Hey there!
I have a columnstore table where I’m trying to delete a set of rows based on all of the columns in the columnstore table matching the rows in my batch.
In my scenario, the columnstore table is 25B rows and the batch I want to delete consists of 1,000 rows. I thought the fastest way to do this would be to load the batch into a temporary table (with the same shard key as the columnstore table) and do a delete via a join with that table.
For example:
delete f
from facts f
inner join facts_to_delete d on
f.partner_id = d.partner_id and
f.app_id = d.app_id and
...
f.epoch = d.epoch;
Running this query takes approximately 7s to complete. I tried to introduce some filters (e.g. on epoch
) knowing what the values on that column would be and that seemed to have somewhat of an impact:
delete f
from facts f
inner join facts_to_delete d on
f.partner_id = d.partner_id and
f.app_id = d.app_id and
...
f.epoch = d.epoch
where
f.epoch in (1548493200);
This query takes 5s to complete instead of 7s.
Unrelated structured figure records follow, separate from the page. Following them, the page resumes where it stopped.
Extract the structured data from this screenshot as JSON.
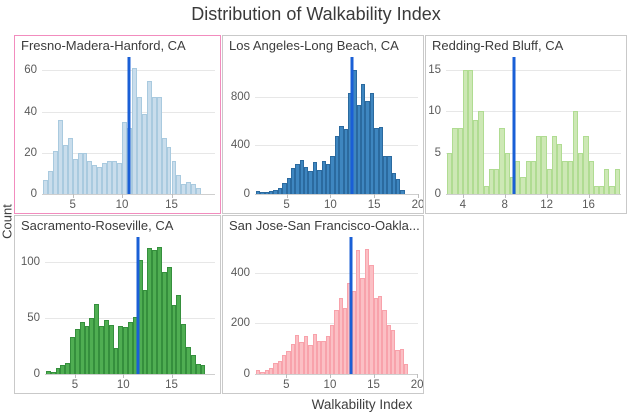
{
  "page_title": "Distribution of Walkability Index",
  "axes": {
    "ylabel": "Count",
    "xlabel": "Walkability Index"
  },
  "colors": {
    "mean_line": "#1A5FD6",
    "grid": "#E7E7E7",
    "card_border": "#C9C9C9",
    "selected_border": "#F28CBE",
    "title_text": "#3A3A3A",
    "tick_text": "#5A5A5A"
  },
  "chart_data": [
    {
      "type": "histogram",
      "title": "Fresno-Madera-Hanford, CA",
      "selected": true,
      "fill": "#C9DDEC",
      "stroke": "#A9CADF",
      "bin_start": 2.0,
      "bin_width": 0.5,
      "values": [
        7,
        11,
        21,
        36,
        24,
        27,
        17,
        20,
        20,
        16,
        14,
        13,
        15,
        16,
        16,
        15,
        35,
        32,
        61,
        47,
        39,
        55,
        47,
        47,
        27,
        23,
        16,
        9,
        5,
        6,
        5,
        3
      ],
      "mean_line": 10.7,
      "yticks": [
        0,
        20,
        40,
        60
      ],
      "ymax": 65,
      "xticks": [
        5,
        10,
        15
      ],
      "xmin": 1.9,
      "xmax": 19.4,
      "yaxis_width": 27
    },
    {
      "type": "histogram",
      "title": "Los Angeles-Long Beach, CA",
      "selected": false,
      "fill": "#3E86C0",
      "stroke": "#2B6A9F",
      "bin_start": 1.5,
      "bin_width": 0.5,
      "values": [
        25,
        15,
        20,
        25,
        35,
        50,
        90,
        130,
        215,
        250,
        280,
        225,
        185,
        265,
        195,
        270,
        250,
        310,
        475,
        560,
        530,
        830,
        1020,
        730,
        900,
        760,
        830,
        545,
        550,
        310,
        315,
        170,
        120,
        30
      ],
      "mean_line": 12.45,
      "yticks": [
        0,
        400,
        800
      ],
      "ymax": 1100,
      "xticks": [
        5,
        10,
        15,
        20
      ],
      "xmin": 1.4,
      "xmax": 20.0,
      "yaxis_width": 32
    },
    {
      "type": "histogram",
      "title": "Redding-Red Bluff, CA",
      "selected": false,
      "fill": "#CDE8B5",
      "stroke": "#B0DC92",
      "bin_start": 2.5,
      "bin_width": 0.5,
      "values": [
        5,
        8,
        8,
        15,
        15,
        9,
        10,
        1,
        3,
        3,
        8,
        5,
        2,
        4,
        2,
        4,
        4,
        7,
        7,
        3,
        7,
        6,
        4,
        4,
        10,
        5,
        7,
        4,
        1,
        1,
        3,
        1,
        3
      ],
      "mean_line": 8.9,
      "yticks": [
        0,
        5,
        10,
        15
      ],
      "ymax": 16.2,
      "xticks": [
        4,
        8,
        12,
        16
      ],
      "xmin": 2.4,
      "xmax": 19.1,
      "yaxis_width": 20
    },
    {
      "type": "histogram",
      "title": "Sacramento-Roseville, CA",
      "selected": false,
      "fill": "#4FAE52",
      "stroke": "#358F3D",
      "bin_start": 2.0,
      "bin_width": 0.5,
      "values": [
        3,
        2,
        5,
        8,
        10,
        33,
        40,
        47,
        43,
        50,
        63,
        43,
        48,
        44,
        23,
        43,
        42,
        47,
        51,
        102,
        75,
        113,
        111,
        114,
        91,
        96,
        62,
        71,
        45,
        24,
        17,
        9,
        8
      ],
      "mean_line": 11.5,
      "yticks": [
        0,
        50,
        100
      ],
      "ymax": 120,
      "xticks": [
        5,
        10,
        15
      ],
      "xmin": 1.9,
      "xmax": 19.5,
      "yaxis_width": 30
    },
    {
      "type": "histogram",
      "title": "San Jose-San Francisco-Oakla...",
      "selected": false,
      "fill": "#FBBFC4",
      "stroke": "#F8A2AB",
      "bin_start": 1.5,
      "bin_width": 0.5,
      "values": [
        15,
        8,
        15,
        25,
        45,
        50,
        75,
        90,
        120,
        155,
        125,
        150,
        115,
        160,
        130,
        130,
        150,
        195,
        255,
        300,
        260,
        360,
        330,
        490,
        380,
        495,
        430,
        300,
        310,
        255,
        195,
        175,
        95,
        100,
        40
      ],
      "mean_line": 12.4,
      "yticks": [
        0,
        200,
        400
      ],
      "ymax": 530,
      "xticks": [
        5,
        10,
        15,
        20
      ],
      "xmin": 1.4,
      "xmax": 20.1,
      "yaxis_width": 32
    }
  ]
}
What’s curious, though, is that a select
statement with the same join only takes 500ms:
select *
from facts f
inner join facts_to_delete d on
f.partner_id = d.partner_id and
f.app_id = d.app_id and
...
f.epoch = d.epoch
where
f.epoch in (1548493200);
In this case, there were no actual records matching in the facts
table.
Our tables are structured like so:
CREATE TABLE `facts` (
`partner_id` bigint(20) NOT NULL,
`app_id` bigint(20) NOT NULL,
...
`epoch` bigint(20) NOT NULL,
`value` decimal(20,5) NOT NULL,
KEY `app_id` (`partner_id`,`app_id`,`epoch`,...) /*!90619 USING CLUSTERED COLUMNSTORE */ /*!90621 WITH(COLUMNSTORE_SEGMENT_ROWS=102400, COLUMNSTORE_FLUSH_BYTES=2097152) */,
/*!90618 SHARD */ KEY `foreign_key_shard_key` (`partner_id`,`app_id`,`epoch`)
) /*!90621 AUTOSTATS_ENABLED=TRUE */ |
The temporary table is structured identically in terms of the shard key.
As an alternative to the temporary table, I also tried to run an individual delete
statement for each row. For 1,000 rows it took approximately the same amount of time as using a join. It appears as though running individual statements is faster for fewer rows and slower when deleting a lot of rows.
So I’d love to get thoughts on how I could optimize the delete. I’m also curious why the select
performance is an order of magnitude faster than the delete
performance even though it’s presumably looking at the same rows.
Thanks for any advice!